Most of them don't get enough rounds fired through them to have parts that are worn out.

I have lost count of how many 1911's I have owned, but the first thing I do when I get a used one, is completely disassemble it, clean it, and replace all the springs. I always use good magazines too.
Changing the springs and mags will usually eliminate the potential for most feeding or reliability problems.

If you are going to have any parts changed in your pistol that require fitting, it is best to have someone that is good do it for you. Unless you don't mind going through the learning curve, which is the only way we learn how to work on them.

I had a Colt U.S ARMY 1911 that was made in 1918. I did my normal routine after I got it, and it was 100% reliable. I only used ball ammo in though..
I trusted it enough to carry it.
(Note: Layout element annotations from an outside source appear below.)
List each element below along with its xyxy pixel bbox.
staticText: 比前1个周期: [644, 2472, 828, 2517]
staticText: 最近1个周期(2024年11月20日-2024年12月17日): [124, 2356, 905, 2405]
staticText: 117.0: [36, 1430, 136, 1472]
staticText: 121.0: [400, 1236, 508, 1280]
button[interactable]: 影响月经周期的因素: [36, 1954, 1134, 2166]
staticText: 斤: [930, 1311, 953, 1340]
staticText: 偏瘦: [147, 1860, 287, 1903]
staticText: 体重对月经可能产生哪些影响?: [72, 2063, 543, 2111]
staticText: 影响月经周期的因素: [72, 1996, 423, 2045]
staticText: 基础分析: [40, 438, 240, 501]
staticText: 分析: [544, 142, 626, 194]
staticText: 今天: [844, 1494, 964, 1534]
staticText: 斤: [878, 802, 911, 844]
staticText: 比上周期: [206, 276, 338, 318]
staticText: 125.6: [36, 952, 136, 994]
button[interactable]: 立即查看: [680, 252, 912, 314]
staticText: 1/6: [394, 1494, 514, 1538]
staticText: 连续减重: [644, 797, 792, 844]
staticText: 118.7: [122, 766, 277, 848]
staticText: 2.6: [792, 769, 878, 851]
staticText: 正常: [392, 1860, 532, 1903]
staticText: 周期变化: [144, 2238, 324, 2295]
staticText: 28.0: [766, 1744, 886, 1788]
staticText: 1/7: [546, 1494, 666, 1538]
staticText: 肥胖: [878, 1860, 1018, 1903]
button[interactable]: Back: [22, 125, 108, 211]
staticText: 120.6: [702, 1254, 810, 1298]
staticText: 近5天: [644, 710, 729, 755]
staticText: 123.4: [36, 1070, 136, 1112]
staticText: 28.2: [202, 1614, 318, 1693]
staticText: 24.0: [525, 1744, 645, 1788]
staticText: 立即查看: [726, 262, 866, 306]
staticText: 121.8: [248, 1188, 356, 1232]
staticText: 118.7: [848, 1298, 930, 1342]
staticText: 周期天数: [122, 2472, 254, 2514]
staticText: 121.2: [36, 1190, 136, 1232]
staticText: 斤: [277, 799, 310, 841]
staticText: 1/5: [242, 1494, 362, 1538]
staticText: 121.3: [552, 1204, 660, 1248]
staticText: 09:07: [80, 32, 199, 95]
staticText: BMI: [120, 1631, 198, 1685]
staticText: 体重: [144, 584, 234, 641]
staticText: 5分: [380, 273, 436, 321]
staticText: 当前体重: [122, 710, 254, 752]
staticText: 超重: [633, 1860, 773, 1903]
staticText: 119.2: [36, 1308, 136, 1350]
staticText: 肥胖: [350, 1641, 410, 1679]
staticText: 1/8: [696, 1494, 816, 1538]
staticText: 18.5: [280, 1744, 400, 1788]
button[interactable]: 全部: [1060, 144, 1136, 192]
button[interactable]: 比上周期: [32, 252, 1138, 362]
It had a little bit of 1911 rattle, but would still shoot "minute of bad guy" at 25 yards.
For a pistol I'm going to carry, I will give up a little accuracy for reliability
 
Replacing the recoil spring is a good idea, but it might be something as simple as trying a different brand of ammo or new bullet weight.

I shot my new AR with Remington and it was doing 2" groups at 40 yds. Switching to Federal cut that to about 3/4" without even trying.
 
well I switched out out the springs and pins, and installed an oversized firing-pin stop, and DID see a reduction in group size! Not tremendous but noticeable. I think it's mostly due to replacing the worn springs so it's a bit crisper. Although I also seem to have somehow shortened the trigger-pull, can't figure out how that happened, I'll strip it down & re-check it b/c now double-taps are too easy to do by accident.
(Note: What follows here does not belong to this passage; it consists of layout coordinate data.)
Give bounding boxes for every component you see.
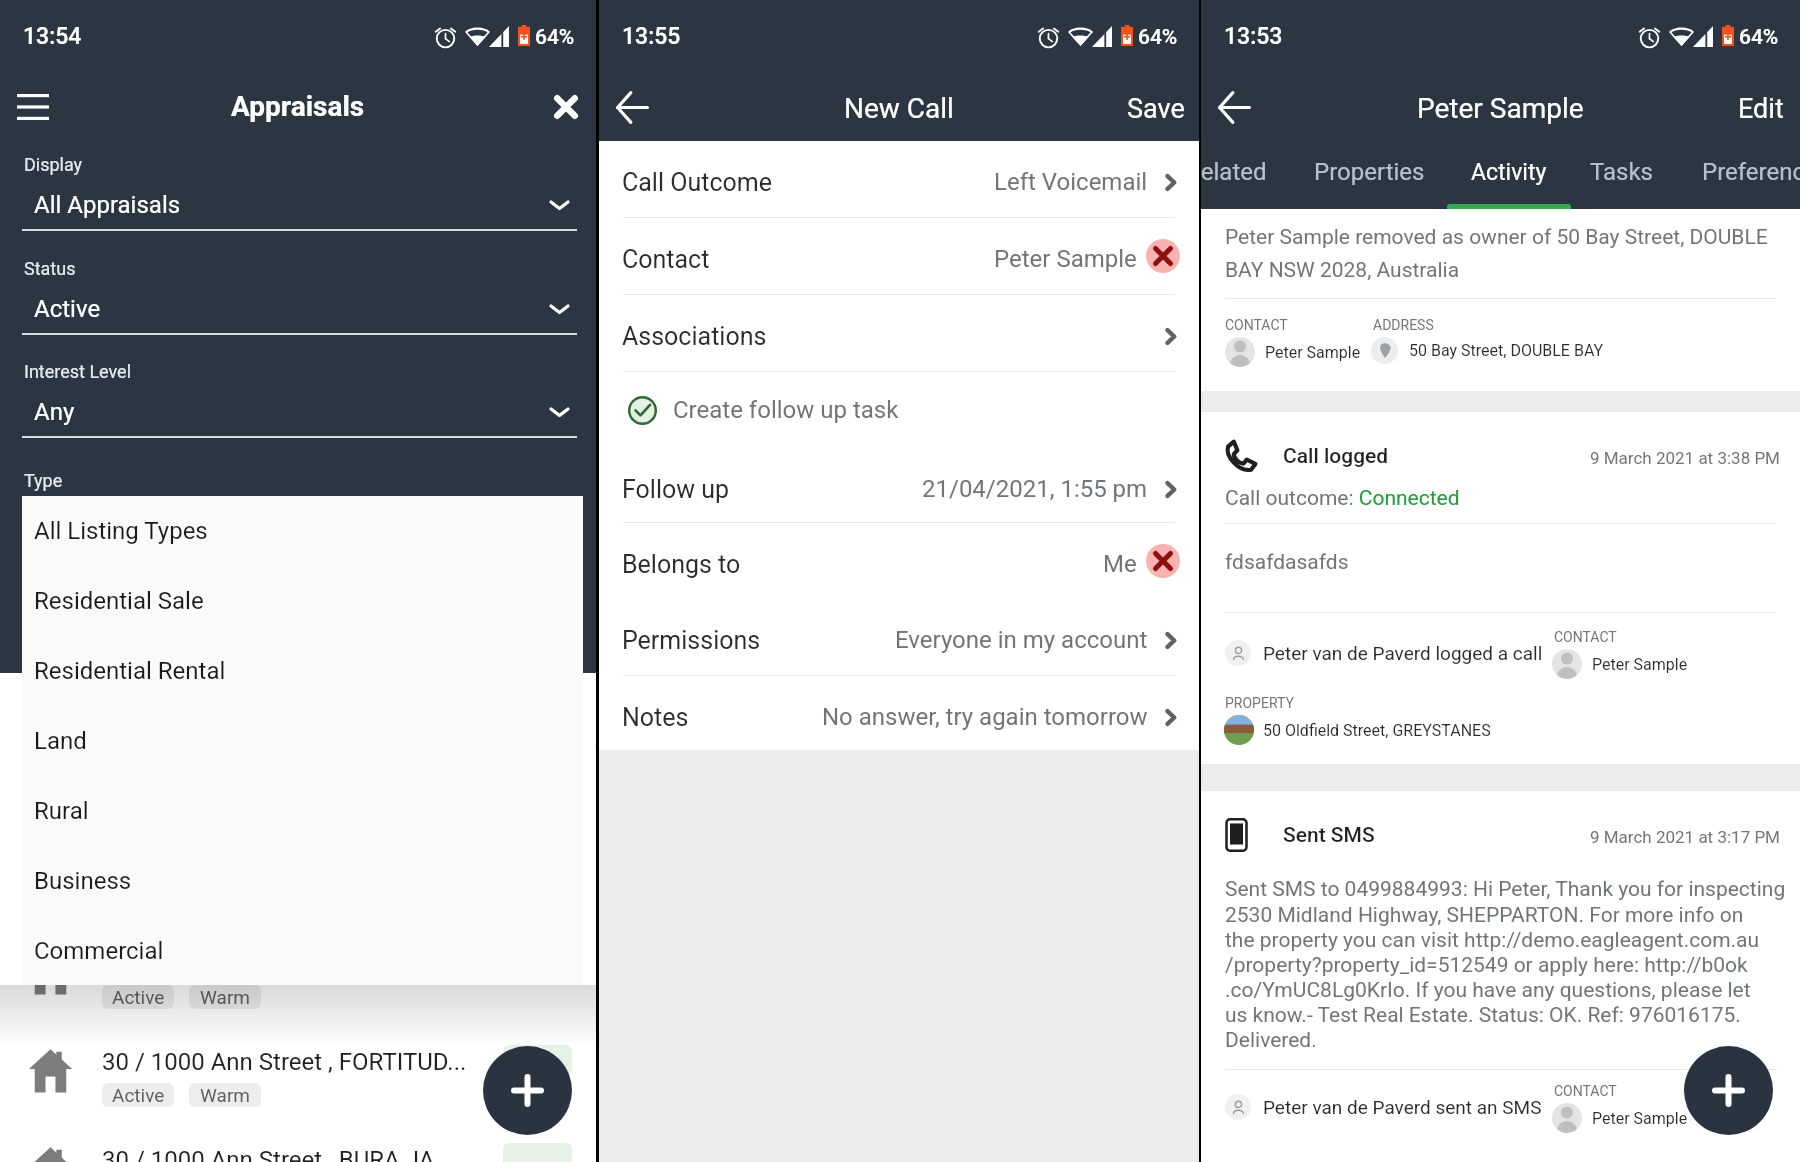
staticText: Peter Sample — [994, 245, 1137, 273]
button[interactable]: Permissions — [599, 602, 1199, 678]
staticText: 30 / 1000 Ann Street , BURA JA — [102, 1146, 502, 1162]
staticText: Contact — [622, 245, 710, 274]
staticText: Business — [34, 867, 132, 895]
button[interactable]: Save — [1127, 73, 1199, 141]
staticText: 13:53 — [1224, 23, 1283, 50]
button[interactable]: Menu — [1, 75, 65, 139]
staticText: Any — [34, 398, 75, 426]
staticText: Save — [1127, 93, 1185, 125]
button[interactable]: Commercial — [22, 916, 583, 985]
staticText: Sent SMS — [1283, 823, 1375, 848]
staticText: Permissions — [622, 626, 761, 655]
button[interactable]: Associations — [599, 298, 1199, 374]
staticText: Preferences — [1702, 158, 1800, 186]
staticText: Call Outcome — [622, 168, 772, 197]
staticText: All Appraisals — [34, 191, 181, 219]
button[interactable]: Tasks — [1580, 141, 1662, 209]
staticText: Follow up — [622, 475, 730, 504]
button[interactable]: Back — [1203, 76, 1265, 138]
staticText: 9 March 2021 at 3:38 PM — [1590, 448, 1780, 468]
staticText: All Listing Types — [34, 517, 208, 545]
staticText: Properties — [1314, 158, 1425, 186]
staticText: 30 / 1000 Ann Street , MARSDEN... — [102, 950, 502, 978]
button[interactable]: Interest Level — [0, 348, 596, 452]
staticText: Rural — [34, 797, 89, 825]
staticText: Notes — [622, 703, 689, 732]
button[interactable]: 30 / 1000 Ann Street , MARSDEN... — [0, 927, 596, 1025]
button[interactable]: Follow up — [599, 451, 1199, 527]
button[interactable]: Rural — [22, 776, 583, 846]
staticText: 50 Bay Street, DOUBLE BAY — [1409, 341, 1604, 360]
button[interactable]: Call Outcome — [599, 144, 1199, 220]
staticText: CONTACT — [1554, 1083, 1617, 1099]
button[interactable]: Display — [0, 141, 596, 245]
staticText: Interest Level — [24, 361, 132, 382]
button[interactable]: 30 / 1000 Ann Street , FORTITUD... — [0, 1025, 596, 1123]
staticText: Appraisals — [231, 90, 365, 123]
staticText: PROPERTY — [1225, 695, 1294, 711]
staticText: No answer, try again tomorrow — [822, 703, 1148, 731]
staticText: Status — [24, 258, 76, 279]
button[interactable]: Back — [601, 76, 663, 138]
button[interactable]: Status — [0, 245, 596, 349]
button[interactable]: Add — [1684, 1046, 1773, 1135]
button[interactable]: 30 / 1000 Ann Street , BURA JA — [0, 1123, 596, 1162]
staticText: Peter Sample — [1265, 343, 1361, 362]
staticText: Residential Rental — [34, 657, 226, 685]
button[interactable]: Activity — [1447, 141, 1571, 209]
button[interactable]: Land — [22, 706, 583, 776]
staticText: 30 / 1000 Ann Street , FORTITUD... — [102, 1048, 502, 1076]
staticText: Peter van de Paverd logged a call — [1263, 642, 1543, 664]
staticText: Commercial — [34, 937, 164, 965]
button[interactable]: Add — [483, 1046, 572, 1135]
staticText: Everyone in my account — [895, 626, 1148, 654]
button[interactable]: Notes — [599, 679, 1199, 755]
staticText: 9 March 2021 at 3:17 PM — [1590, 827, 1780, 847]
staticText: Tasks — [1590, 158, 1653, 186]
button[interactable]: Residential Sale — [22, 566, 583, 636]
staticText: Sent SMS to 0499884993: Hi Peter, Thank … — [1225, 877, 1786, 1052]
button[interactable]: Preferences — [1702, 141, 1800, 209]
button[interactable]: All Listing Types — [22, 496, 583, 566]
staticText: Related — [1201, 158, 1267, 186]
button[interactable]: Create follow up task — [599, 372, 1199, 448]
staticText: Create follow up task — [673, 396, 899, 424]
staticText: Left Voicemail — [994, 168, 1148, 196]
staticText: 50 Oldfield Street, GREYSTANES — [1263, 721, 1491, 740]
staticText: Active — [112, 1084, 165, 1106]
staticText: Peter van de Paverd sent an SMS — [1263, 1096, 1542, 1118]
button[interactable]: Properties — [1311, 141, 1427, 209]
button[interactable]: Contact — [599, 221, 1199, 297]
staticText: Belongs to — [622, 550, 741, 579]
staticText: Active — [34, 295, 101, 323]
button[interactable]: Close — [538, 79, 594, 135]
button[interactable]: Residential Rental — [22, 636, 583, 706]
staticText: CONTACT — [1225, 317, 1288, 333]
staticText: New Call — [844, 92, 954, 125]
staticText: Edit — [1738, 93, 1784, 125]
staticText: Type — [24, 470, 63, 491]
staticText: 13:55 — [622, 23, 681, 50]
staticText: Warm — [200, 986, 250, 1008]
staticText: ADDRESS — [1373, 317, 1434, 333]
staticText: Peter Sample — [1592, 655, 1688, 674]
staticText: Warm — [200, 1084, 250, 1106]
staticText: fdsafdasafds — [1225, 550, 1349, 575]
staticText: Peter Sample — [1417, 92, 1584, 125]
staticText: 21/04/2021, 1:55 pm — [922, 475, 1148, 503]
button[interactable]: Business — [22, 846, 583, 916]
staticText: Activity — [1471, 159, 1547, 186]
staticText: Peter Sample removed as owner of 50 Bay … — [1225, 225, 1768, 282]
staticText: Land — [34, 727, 87, 755]
staticText: Associations — [622, 322, 767, 351]
staticText: Call logged — [1283, 444, 1389, 469]
staticText: 64% — [1138, 25, 1178, 50]
staticText: Active — [112, 986, 165, 1008]
staticText: 13:54 — [23, 23, 82, 50]
staticText: 64% — [535, 25, 575, 50]
staticText: CONTACT — [1554, 629, 1617, 645]
button[interactable]: Edit — [1738, 73, 1800, 141]
button[interactable]: Related — [1201, 141, 1294, 209]
button[interactable]: Belongs to — [599, 526, 1199, 602]
staticText: Display — [24, 154, 83, 175]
Of note is that the oversized firing-pin stop (which does take some fitting but is easily done slowly & carefully with a fine file and 1000-grit paper, thanks 1911 forums!) does in fact reduce recoil - the gun is now sharper and barkier in recoil but quicker back on target. Some of the sharpness of the recoil may be due to the fact that I had a shock-buff in there and it was worn out, so I removed it but didn't have a replacement. I'll get one and see what effect that has.

I also found out that I had already installed one of the Wilson guide-rod+barrel-link systems. Those do lock the chamber-end of the barrel into the slide very firmly. That plus the Briley spherical bushing seem to have made the most difference, when comparing it to a new stock SA model.

I was using the same ammo in all guns (S&B 230gr FMJ), and again the same this afternoon when I re-tested mine with the new springs/pins/OSFPS. My testing was to compare several guns using the same ammo, given my own shooting skills (or lack thereof). My best group at 21 feet went into a thumb-sized area just in and below the bullseye. ("I'm a bad shot, but at least I'm a shot.") That's as well as I could do with the premium guns last week. Now I just need to be able to duplicate that grouping at 75 feet! That's where the practice comes in. . . . . . Also replacing the extremely basic GI sights.
 
Good to see its coming along, when I shot comp I learned more about 1911's than I ever wanted to know and didn't even shoot one!

They have limitless upgrade possibilities and truthfully its hard to find a better shooting pistol. For sights go with a fixed 3 dot sight, you really don't want to mess with adjustable.